About Environmental Engineering
Every activity of the human race has an impact on the environment, either directly or indirectly. The goal of the environmental engineer is to minimize that impact. Environmental engineers deal with such questions as:
- How can we control the sulfur dioxide emissions that pour out of power plants which burn fossil fuels?
- What must we do to ensure a clean, safe drinking water supply?
- To what degree must wastewater be treated before it is returned to the environment?
- How can we best protect the land, the final receptor of all pollution?
Environmental engineers seek the answers to these questions in the field, in the research lab, and through the use of computer models. Ultimately, the challenge facing environmental engineer is to see that adequate technology satisfies the needs of the population for energy and materials without creating future problems for the environment.

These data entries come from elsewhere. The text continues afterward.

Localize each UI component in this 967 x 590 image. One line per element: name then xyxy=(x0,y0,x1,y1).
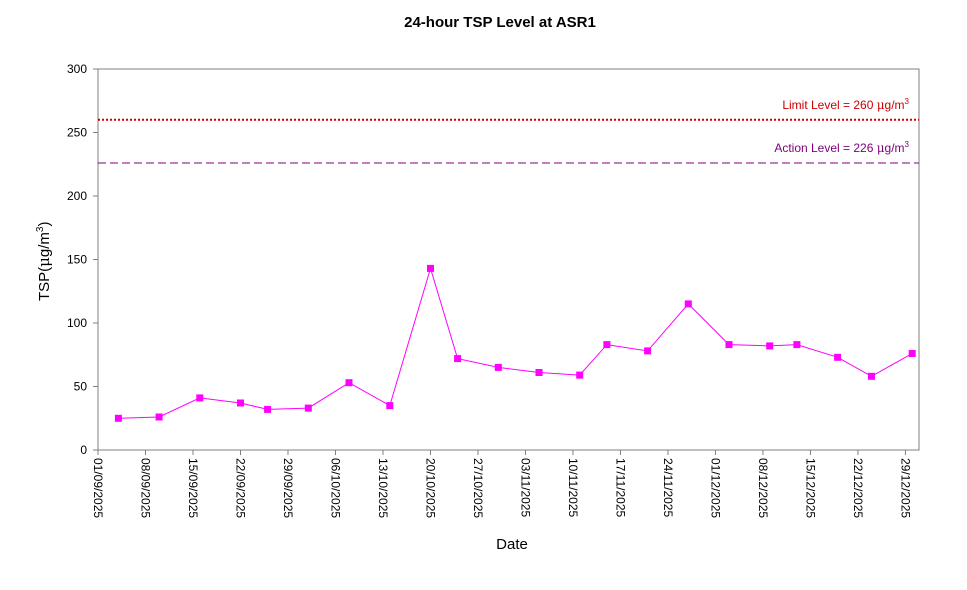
x-tick-label-13: 01/12/2025 xyxy=(708,458,722,518)
y-tick-label-4: 200 xyxy=(67,189,87,203)
data-point-7 xyxy=(386,402,394,410)
x-tick-label-14: 08/12/2025 xyxy=(756,458,770,518)
y-axis-label-unit: g/m xyxy=(36,232,53,257)
x-tick-label-7: 20/10/2025 xyxy=(423,458,437,518)
y-axis: 0 50 100 150 200 250 300 xyxy=(67,62,98,457)
x-tick-label-2: 15/09/2025 xyxy=(186,458,200,518)
y-axis-label-mu: μ xyxy=(35,257,53,267)
y-axis-label-close: ) xyxy=(36,222,53,227)
x-tick-label-12: 24/11/2025 xyxy=(661,458,675,517)
x-tick-label-1: 08/09/2025 xyxy=(138,458,152,518)
y-tick-label-5: 250 xyxy=(67,126,87,140)
y-tick-label-1: 50 xyxy=(74,380,88,394)
reference-lines: Limit Level = 260 μg/m3 Action Level = 22… xyxy=(98,97,919,164)
x-axis: 01/09/2025 08/09/2025 15/09/2025 22/09/2025… xyxy=(91,450,912,518)
chart-title: 24-hour TSP Level at ASR1 xyxy=(404,14,596,31)
x-axis-label: Date xyxy=(496,536,528,553)
data-point-16 xyxy=(725,341,733,349)
data-point-17 xyxy=(766,342,774,350)
x-tick-label-0: 01/09/2025 xyxy=(91,458,105,518)
x-tick-label-9: 03/11/2025 xyxy=(518,458,532,517)
series-line-0 xyxy=(118,266,913,419)
x-tick-label-5: 06/10/2025 xyxy=(328,458,342,518)
data-point-13 xyxy=(603,341,611,349)
x-tick-label-16: 22/12/2025 xyxy=(851,458,865,518)
data-point-6 xyxy=(345,379,353,387)
y-tick-label-6: 300 xyxy=(67,62,87,76)
reference-line-label-1: Action Level = 226 μg/m3 xyxy=(774,140,909,155)
y-tick-label-0: 0 xyxy=(80,443,87,457)
data-series xyxy=(114,264,916,422)
reference-line-label-0: Limit Level = 260 μg/m3 xyxy=(782,97,909,112)
x-tick-label-4: 29/09/2025 xyxy=(281,458,295,518)
y-axis-label-prefix: TSP( xyxy=(36,267,53,301)
y-axis-label-sup: 3 xyxy=(35,226,46,232)
data-point-8 xyxy=(427,264,434,272)
data-point-9 xyxy=(454,355,462,363)
x-tick-label-17: 29/12/2025 xyxy=(898,458,912,518)
data-point-11 xyxy=(535,369,543,376)
data-point-3 xyxy=(237,399,244,407)
data-point-1 xyxy=(155,413,163,421)
data-point-20 xyxy=(868,372,875,380)
x-tick-label-6: 13/10/2025 xyxy=(376,458,390,518)
y-tick-label-2: 100 xyxy=(67,316,87,330)
x-tick-label-10: 10/11/2025 xyxy=(566,458,580,517)
data-point-21 xyxy=(908,350,916,357)
x-tick-label-8: 27/10/2025 xyxy=(471,458,485,518)
plot-area xyxy=(97,68,920,451)
data-point-2 xyxy=(196,394,204,402)
data-point-12 xyxy=(576,371,584,379)
x-tick-label-3: 22/09/2025 xyxy=(233,458,247,518)
y-axis-label: TSP(μg/m3) xyxy=(35,222,53,302)
data-point-10 xyxy=(494,363,502,371)
data-point-4 xyxy=(264,405,272,413)
x-tick-label-15: 15/12/2025 xyxy=(803,458,817,518)
data-point-14 xyxy=(644,347,652,355)
data-point-15 xyxy=(684,300,692,308)
x-tick-label-11: 17/11/2025 xyxy=(613,458,627,517)
data-point-5 xyxy=(304,404,312,412)
y-tick-label-3: 150 xyxy=(67,253,87,267)
data-point-19 xyxy=(834,353,842,361)
data-point-0 xyxy=(114,414,122,422)
data-point-18 xyxy=(793,341,801,349)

The undergraduate program offers courses in all major areas of environmental engineering. All of our environmental engineering courses teach students the fundamentals of engineering design, relevant laws and regulations, and presents actual case studies. We also teach students how to use state-of-the-art computer models to expedite the design process. Students are also taught how to balance engineering designs with economic constraints.
NMT's Environmental Engineering faculty work with New Mexico industries and local and state environmental agencies on environmental problems, and perform sponsored research with Sandia and Los Alamos National Laboratories. Opportunities exist for students to conduct research at both the undergraduate and graduate levels.
Our students have won a total of 11 first, second, or third place awards in the annual WERC Environmental Design Contest, and our students have also been honored with best paper and best poster awards from national environmental organizations.
Seniors work with a professor on a thesis project, normally chosen by the student in an area of interest. For large projects, such as those required for the annual Waste-Management and Education Research Consortium (WERC) or Water Environment Federation (WEF) design contests, students can work in groups. Senior theses often require lab work, detailed engineering designs, and computer modeling.
New Mexico Tech offers a master’s degree in Environmental Engineering and a five-year combined B.S./M.S. degree. All M.S. students are required to complete 30 credit hours and a thesis or independent study. Graduate students have many opportunities within allied departments for research and teaching assistantships. Students are often eligible for funding through cooperative research with Sandia and Los Alamos National Laboratories.